Ziraat Yüksek Mektebi ile yetinilmedi, orta ziraat okulları açıldı.
Kanun ile toprağı olmayan köylülere yaklaşık 1 milyon dönüm tarım arazisi dağıtıldı. Bununla da yetinilmedi. Toprak sahibi olan köylünün toprak, tohumluk, tarım araçları borçlarının 20 yılda ödenmesi sağlandı.
Ayrıca devletle vergi ilişkisine hâkim olmayan, sermayesiz köylü de unutulmadı. İlk işletilen arazi, yeni yetiştirilmeye başlanan fidanlıklar, bağlar ve zeytinliklerden belirli bir süre için vergi alınmaması kuralı kabul edildi.
Böylece 2000’li yılların başlarına kadar ülkemiz kendine yeten hatta tarım ürünleri fazlasını ihraç eden ülke olarak geldi.
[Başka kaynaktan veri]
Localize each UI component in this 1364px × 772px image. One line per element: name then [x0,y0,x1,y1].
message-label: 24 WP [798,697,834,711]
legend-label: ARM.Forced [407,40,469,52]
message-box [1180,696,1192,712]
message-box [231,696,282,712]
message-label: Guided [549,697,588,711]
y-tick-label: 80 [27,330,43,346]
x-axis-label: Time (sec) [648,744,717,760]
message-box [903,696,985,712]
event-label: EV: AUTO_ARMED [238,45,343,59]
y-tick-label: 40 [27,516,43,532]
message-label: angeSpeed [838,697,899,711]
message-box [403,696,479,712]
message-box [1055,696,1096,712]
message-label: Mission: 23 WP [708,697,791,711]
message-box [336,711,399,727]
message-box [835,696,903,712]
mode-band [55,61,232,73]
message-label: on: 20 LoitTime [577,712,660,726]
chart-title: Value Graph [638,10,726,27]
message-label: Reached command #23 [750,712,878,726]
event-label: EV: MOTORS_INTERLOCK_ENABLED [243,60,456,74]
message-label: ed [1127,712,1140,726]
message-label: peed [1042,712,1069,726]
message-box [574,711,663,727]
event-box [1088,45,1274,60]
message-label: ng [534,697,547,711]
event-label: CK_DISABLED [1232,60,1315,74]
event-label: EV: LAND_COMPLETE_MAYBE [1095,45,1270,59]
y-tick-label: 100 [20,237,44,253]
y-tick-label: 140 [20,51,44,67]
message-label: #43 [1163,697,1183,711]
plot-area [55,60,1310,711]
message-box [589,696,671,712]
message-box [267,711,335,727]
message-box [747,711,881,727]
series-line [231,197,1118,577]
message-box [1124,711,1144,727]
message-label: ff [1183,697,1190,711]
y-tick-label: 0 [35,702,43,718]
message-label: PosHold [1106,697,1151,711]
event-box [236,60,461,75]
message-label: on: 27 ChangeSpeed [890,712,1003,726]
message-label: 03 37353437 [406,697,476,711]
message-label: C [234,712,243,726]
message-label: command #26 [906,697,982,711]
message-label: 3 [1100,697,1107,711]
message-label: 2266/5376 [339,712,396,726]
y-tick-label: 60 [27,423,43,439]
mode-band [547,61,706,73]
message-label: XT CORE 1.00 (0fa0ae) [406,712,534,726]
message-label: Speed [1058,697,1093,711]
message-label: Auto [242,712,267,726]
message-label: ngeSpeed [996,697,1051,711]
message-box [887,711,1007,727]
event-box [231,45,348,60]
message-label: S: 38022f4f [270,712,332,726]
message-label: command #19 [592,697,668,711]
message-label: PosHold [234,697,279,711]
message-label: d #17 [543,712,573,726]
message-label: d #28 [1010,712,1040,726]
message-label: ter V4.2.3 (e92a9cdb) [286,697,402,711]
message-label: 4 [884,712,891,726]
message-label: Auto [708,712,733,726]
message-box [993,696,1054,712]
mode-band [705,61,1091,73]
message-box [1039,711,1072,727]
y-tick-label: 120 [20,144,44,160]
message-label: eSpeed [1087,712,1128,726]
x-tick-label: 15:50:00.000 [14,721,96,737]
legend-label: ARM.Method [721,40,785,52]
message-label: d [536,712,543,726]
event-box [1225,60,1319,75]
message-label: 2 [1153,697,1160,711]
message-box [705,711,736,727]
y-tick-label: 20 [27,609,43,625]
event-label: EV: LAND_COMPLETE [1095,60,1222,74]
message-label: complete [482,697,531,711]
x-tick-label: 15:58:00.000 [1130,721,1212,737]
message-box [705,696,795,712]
Son 20 yılda yaşanan köylülerin feryatları, tarlada çürüyen ürünler, bazı ürünlerin ekiminin yasaklanması ile birlikte son 2 yılda hızlanan hayat pahalılığı da birleşince, milletin efendisi köylülük, yani tarım işletmeciliği de kaybolmaya yüz tutan sektörler arasına girmeye başladı.
Artık devasa tarım çiftlikleri, kârlılığı öne çıkaran işletmeler, uçsuz bucaksız topraklara hükmeden ülkemize yabancı kuruluşlar eliyle sürdürülen ülke tarımı, aileler açısından bitme noktasına geldi.
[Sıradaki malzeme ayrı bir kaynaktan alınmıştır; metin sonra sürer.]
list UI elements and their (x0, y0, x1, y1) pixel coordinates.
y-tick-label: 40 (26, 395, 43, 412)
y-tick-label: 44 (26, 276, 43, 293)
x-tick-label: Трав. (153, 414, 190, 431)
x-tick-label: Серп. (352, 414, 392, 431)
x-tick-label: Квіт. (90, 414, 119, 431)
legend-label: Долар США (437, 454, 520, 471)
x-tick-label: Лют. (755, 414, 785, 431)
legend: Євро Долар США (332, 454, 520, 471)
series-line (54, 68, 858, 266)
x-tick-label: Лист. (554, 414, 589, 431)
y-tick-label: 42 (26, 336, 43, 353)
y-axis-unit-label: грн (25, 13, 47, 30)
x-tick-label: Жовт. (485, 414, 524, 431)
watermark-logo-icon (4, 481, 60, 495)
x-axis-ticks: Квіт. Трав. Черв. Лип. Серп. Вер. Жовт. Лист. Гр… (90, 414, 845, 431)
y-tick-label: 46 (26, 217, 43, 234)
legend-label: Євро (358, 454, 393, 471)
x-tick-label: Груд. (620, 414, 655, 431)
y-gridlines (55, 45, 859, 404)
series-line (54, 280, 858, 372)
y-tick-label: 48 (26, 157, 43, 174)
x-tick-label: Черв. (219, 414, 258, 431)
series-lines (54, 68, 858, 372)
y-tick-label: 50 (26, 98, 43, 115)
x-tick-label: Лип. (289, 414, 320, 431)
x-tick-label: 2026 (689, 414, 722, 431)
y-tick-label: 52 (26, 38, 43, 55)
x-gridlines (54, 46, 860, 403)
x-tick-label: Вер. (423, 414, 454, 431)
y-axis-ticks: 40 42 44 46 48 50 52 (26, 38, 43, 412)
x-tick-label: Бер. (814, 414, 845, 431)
Bugün köylerde yaşayan nüfusun 20 yıl önceye kıyasla yüzde 60’tan fazla düşmüş olması da bunun belgesidir.
Peki ne yapmalıyız?
Öncelikle hepimiz tarım hakkında bilgilenmeli, bulduğumuz küçücük alanlarda dahi bir ürün yetiştirmek konusunda istekli olmalıyız. 5-10 kg’dan ne olur dememeli, üretime katkı sunmalıyız.
Siyasete baskı kurup, halen ülkemizde uygulanan, ekilmeyen topraklara ödenen tarım teşviklerinin, ekilen topraklara verilmesi için uğraşmalıyız.
Sözün özü üretmeliyiz, ürettirmeliyiz, üreteni teşvik etmeliyiz.
Rusya Ukrayna krizi ile birlikte başlayan gıda yani tarım ürünleri kıtlığı ihtimali, şöyle dönüp geriye bakma ihtiyacını hissettirdi. Bundan 100 yıl önce yapılanlar bugün yapılsa acaba ülkede bu Ayçiçek yağı kuyruklarını, market baskınlarını görür müyüz?
Köylü, ürettiğinden kazanç elde etse, acaba kentlerimiz bu kadar kalabalık olur mu?
Ülkeyi yönetenlerin ve yönetmeye aday olduklarını söyleyenlerin, hemen, şimdi bir şeyler yapması, gerçekten kendine yeten bir Türkiye için kolları sıvaması lazım.
Aksi halde… Dünya bu krizi atlatır ama Türkiye bir daha eskisi gibi olmaz. Olamaz.